“I call on the spirits to save us from them, Queen, for, like you, I think that we are set in the midst of perils. This night is full of sorcery; I scent it in the air, and strive to match spell with spell. But why do you not sleep?”
“I cannot, Asti, I cannot. Fear has got hold of me. Oh! I would that we had never come to this hateful Memphis, or set eyes upon its ill-omened lord, that foul brute who seeks to make a wife of me.”
“Be not afraid, Lady,” said Asti, throwing her arms about Tua’s slight and quivering form. “To-morrow morning we march; I have it from Pharaoh, and already the guard make preparations, while as for the accursed Abi, he is in prison.”
“There is no prison that will hold him, Asti, save the grave. Oh! why did not my Father command him to be slain, as I would have done? Then, at least, we should be free of him, and he could never marry me.”
“Because it was otherwise decreed, O Neter-Tua, and Pharaoh must fulfil his fate and ours, for though he is so gentle, none can turn him.”

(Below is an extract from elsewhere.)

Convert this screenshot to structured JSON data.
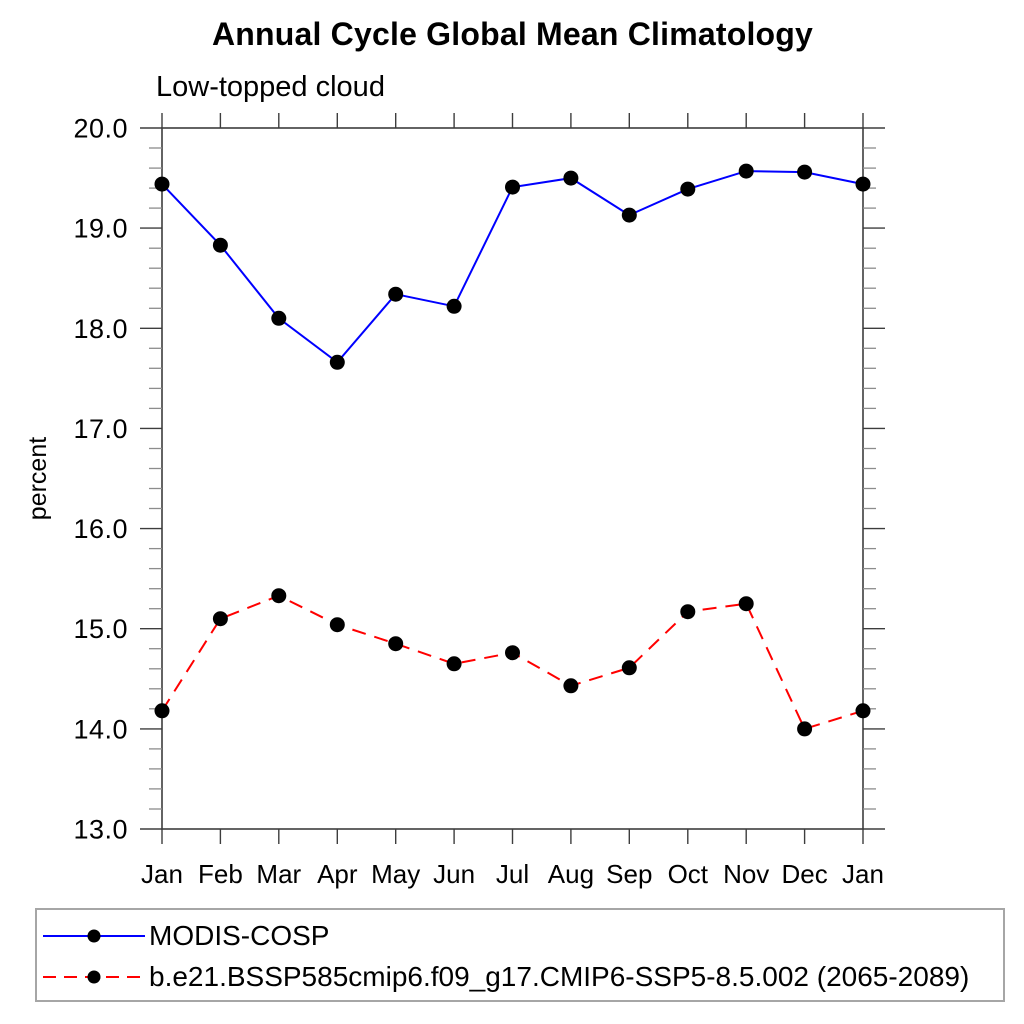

As she spoke the words, somewhere, far beneath them, arose a cry, a voice of one in dread or woe, and with it the sound of feet upon the stairs.
“What passes?” said Asti, leaping to the door.
“Pharaoh is dead or dying,” answered the terrified voice without. “Let her Majesty come to Pharaoh.”
They threw on their garments, they ran down the narrow stair and across the halls till they came to the chamber of Pharaoh. There upon his bed he lay and about him were the physicians of his Court. He was speechless, but his eyes were open, and he knew his daughter, for, raising his hand feebly, he beckoned to her, and pointed at his feet.
“What is it, man?” she asked of the head physician, who, by way of answer, lifted the linen on the bed, and showed her Pharaoh’s legs and feet, white and withered as though with fire.